Pero, como dice el Señor, “mis caminos no son vuestros caminos” y, aunque se le parezcan, al Él no le valen los apaños, ni a una misma tampoco. Estamos muy bien hechos, y el corazón se queja cuando no está en el lugar que Dios ha soñado para él.
La vocación en el colegio era algo estupendo, pero no era mi llamada. La Iglesia es como un gran mosaico. Cada piedrecilla tiene su lugar concreto, y ni para la piedra ni para el Artista vale cualquier hueco. En un lugar que no era el mío, sencillamente me ahogaba.
Jesús tuvo que enseñarme y rendirme a base de misericordia, para que entendiera que no se trataba de llevar yo las riendas sino de seguirle a Él. De caminar detrás de Jesús. De llevar un discernimiento serio, y libremente dejar hacer al Espíritu Santo, que es el Señor de lo imposible.
Y así me trajo hasta aquí. ¿A las clarisas de Lerma? Sí, pero me explico.
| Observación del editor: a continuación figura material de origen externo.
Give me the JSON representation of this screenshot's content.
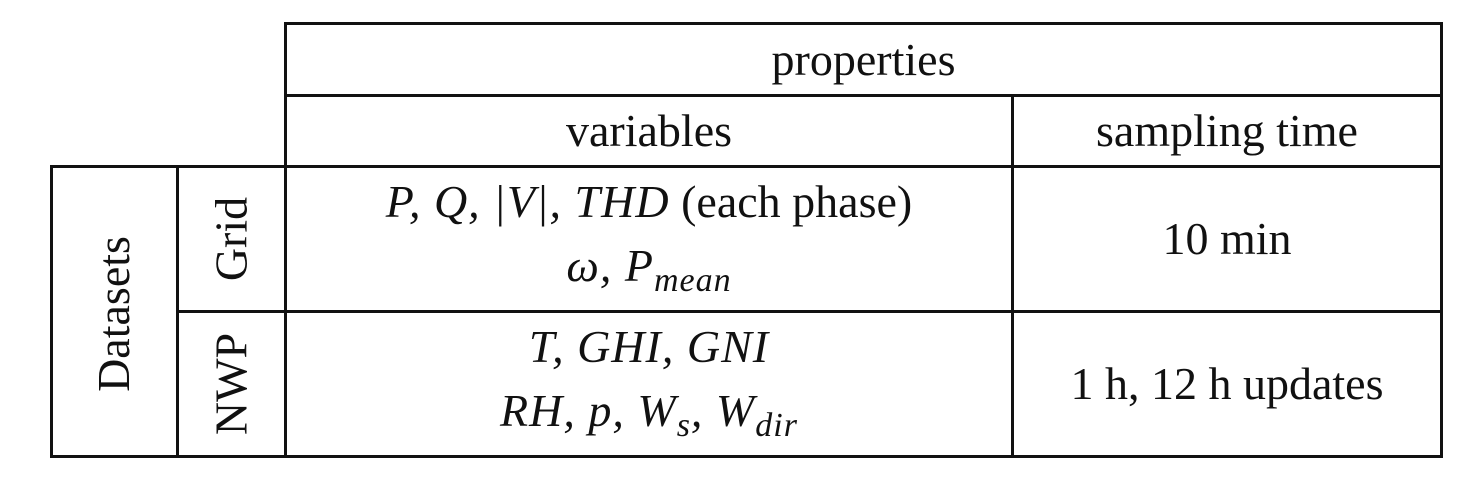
{
  "table": {
    "header_properties": "properties",
    "header_variables": "variables",
    "header_sampling_time": "sampling time",
    "row_group_label": "Datasets",
    "rows": [
      {
        "label": "Grid",
        "variables_line1_math": "P, Q, |V|, THD",
        "variables_line1_text": " (each phase)",
        "variables_line2": "ω, P",
        "variables_line2_sub": "mean",
        "sampling_time": "10 min"
      },
      {
        "label": "NWP",
        "variables_line1": "T, GHI, GNI",
        "variables_line2_a": "RH, p, W",
        "variables_line2_sub_a": "s",
        "variables_line2_b": ", W",
        "variables_line2_sub_b": "dir",
        "sampling_time": "1 h, 12 h updates"
      }
    ]
  }
}
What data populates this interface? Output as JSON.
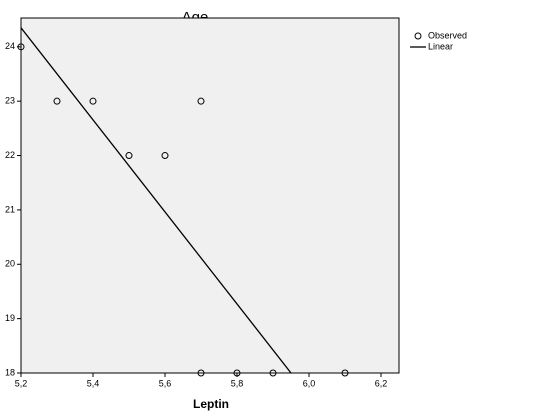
{
  "chart_data": {
    "type": "scatter",
    "title": "Age",
    "x_label": "Leptin",
    "xlim": [
      5.2,
      6.25
    ],
    "ylim": [
      18,
      24.53
    ],
    "xticks": [
      {
        "value": 5.2,
        "label": "5,2"
      },
      {
        "value": 5.4,
        "label": "5,4"
      },
      {
        "value": 5.6,
        "label": "5,6"
      },
      {
        "value": 5.8,
        "label": "5,8"
      },
      {
        "value": 6.0,
        "label": "6,0"
      },
      {
        "value": 6.2,
        "label": "6,2"
      }
    ],
    "yticks": [
      18,
      19,
      20,
      21,
      22,
      23,
      24
    ],
    "series": [
      {
        "name": "Observed",
        "type": "scatter",
        "color": "#000000",
        "x": [
          5.2,
          5.3,
          5.4,
          5.5,
          5.6,
          5.7,
          5.7,
          5.8,
          5.9,
          6.1
        ],
        "values": [
          24,
          23,
          23,
          22,
          22,
          23,
          18,
          18,
          18,
          18
        ]
      },
      {
        "name": "Linear",
        "type": "line",
        "color": "#000000",
        "x": [
          5.2,
          5.95
        ],
        "values": [
          24.35,
          18
        ]
      }
    ]
  }
}
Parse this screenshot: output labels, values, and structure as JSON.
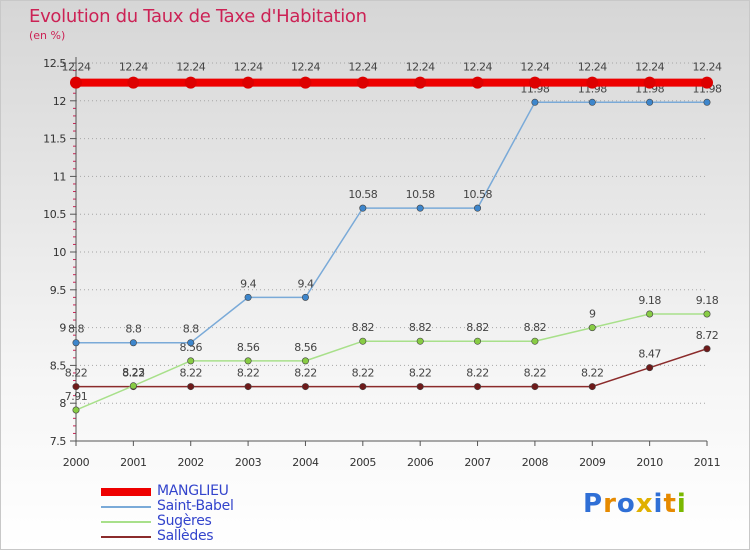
{
  "title": "Evolution du Taux de Taxe d'Habitation",
  "subtitle": "(en %)",
  "logo": {
    "text": "Proxiti",
    "letter_colors": [
      "#2f6fd6",
      "#e68a00",
      "#2f6fd6",
      "#e0b000",
      "#2f6fd6",
      "#e68a00",
      "#7ab800"
    ]
  },
  "colors": {
    "grid": "#a6a6a6",
    "axis": "#555555",
    "label": "#333333",
    "point_label": "#444444"
  },
  "chart_data": {
    "type": "line",
    "title": "Evolution du Taux de Taxe d'Habitation",
    "subtitle": "(en %)",
    "xlabel": "",
    "ylabel": "",
    "ylim": [
      7.5,
      12.5
    ],
    "y_ticks": [
      7.5,
      8,
      8.5,
      9,
      9.5,
      10,
      10.5,
      11,
      11.5,
      12,
      12.5
    ],
    "y_tick_labels": [
      "7.5",
      "8",
      "8.5",
      "9",
      "9.5",
      "10",
      "10.5",
      "11",
      "11.5",
      "12",
      "12.5"
    ],
    "categories": [
      "2000",
      "2001",
      "2002",
      "2003",
      "2004",
      "2005",
      "2006",
      "2007",
      "2008",
      "2009",
      "2010",
      "2011"
    ],
    "grid": "horizontal dotted",
    "legend_placement": "bottom-left",
    "series": [
      {
        "name": "Sallèdes",
        "color": "#8b2b2b",
        "point_fill": "#6e1a1a",
        "values": [
          8.22,
          8.22,
          8.22,
          8.22,
          8.22,
          8.22,
          8.22,
          8.22,
          8.22,
          8.22,
          8.47,
          8.72
        ],
        "labels": [
          "8.22",
          "8.22",
          "8.22",
          "8.22",
          "8.22",
          "8.22",
          "8.22",
          "8.22",
          "8.22",
          "8.22",
          "8.47",
          "8.72"
        ]
      },
      {
        "name": "Sugères",
        "color": "#a8e08a",
        "point_fill": "#88cc44",
        "values": [
          7.91,
          8.23,
          8.56,
          8.56,
          8.56,
          8.82,
          8.82,
          8.82,
          8.82,
          9,
          9.18,
          9.18
        ],
        "labels": [
          "7.91",
          "8.23",
          "8.56",
          "8.56",
          "8.56",
          "8.82",
          "8.82",
          "8.82",
          "8.82",
          "9",
          "9.18",
          "9.18"
        ]
      },
      {
        "name": "Saint-Babel",
        "color": "#7aaad8",
        "point_fill": "#3d86cc",
        "values": [
          8.8,
          8.8,
          8.8,
          9.4,
          9.4,
          10.58,
          10.58,
          10.58,
          11.98,
          11.98,
          11.98,
          11.98
        ],
        "labels": [
          "8.8",
          "8.8",
          "8.8",
          "9.4",
          "9.4",
          "10.58",
          "10.58",
          "10.58",
          "11.98",
          "11.98",
          "11.98",
          "11.98"
        ]
      },
      {
        "name": "MANGLIEU",
        "color": "#ee0000",
        "point_fill": "#dd0000",
        "values": [
          12.24,
          12.24,
          12.24,
          12.24,
          12.24,
          12.24,
          12.24,
          12.24,
          12.24,
          12.24,
          12.24,
          12.24
        ],
        "labels": [
          "12.24",
          "12.24",
          "12.24",
          "12.24",
          "12.24",
          "12.24",
          "12.24",
          "12.24",
          "12.24",
          "12.24",
          "12.24",
          "12.24"
        ]
      }
    ],
    "legend": [
      {
        "name": "MANGLIEU",
        "color": "#ee0000",
        "thick": true
      },
      {
        "name": "Saint-Babel",
        "color": "#7aaad8",
        "thick": false
      },
      {
        "name": "Sugères",
        "color": "#a8e08a",
        "thick": false
      },
      {
        "name": "Sallèdes",
        "color": "#8b2b2b",
        "thick": false
      }
    ]
  }
}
Entré en las clarisas de Lerma, pero desde el 2010 somos el Instituto Iesu Communio, que aprobó el Papa Benedicto XVI. Hace años me preguntaba ¿Dios sufre? Sí, Dios sufre. Jesús tiene sed de nosotros. Y sufre ahora por los hombres y las mujeres de hoy, de esta Europa que parece tenerlo todo y le falta TODO, porque no conocen el Don de Dios. Por eso, el Espíritu sigue suscitando carismas en su Iglesia como respuesta a la urgente sed que también cada hombre tiene de Dios. Cada día veo a mis hermanas querer responder a este don, que el Espíritu Santo nos está regalando. La comunidad vive en la Aguilera y dentro de poco también aquí, en Godella.
Como decía el Papa san Juan Pablo II: “¡Vosotros no solamente tenéis una historia gloriosa para recordar y contar, sino una gran historia que construir! Poned los ojos en el futuro, hacia el que el Espíritu os impulsa para seguir haciendo con vosotros grandes cosas” (Vita consecrata, 110).
Hoy soy una feliz hermana de Iesu Communio. Que Dios me haya llamado a esta vocación me parece el don más grande de mi vida. Y aún me pregunto con asombro: Señor, ¿cómo lo haces, cómo lo has hecho? Gracias por tanto bien. Tú has estado grande con nosotros y estamos alegres.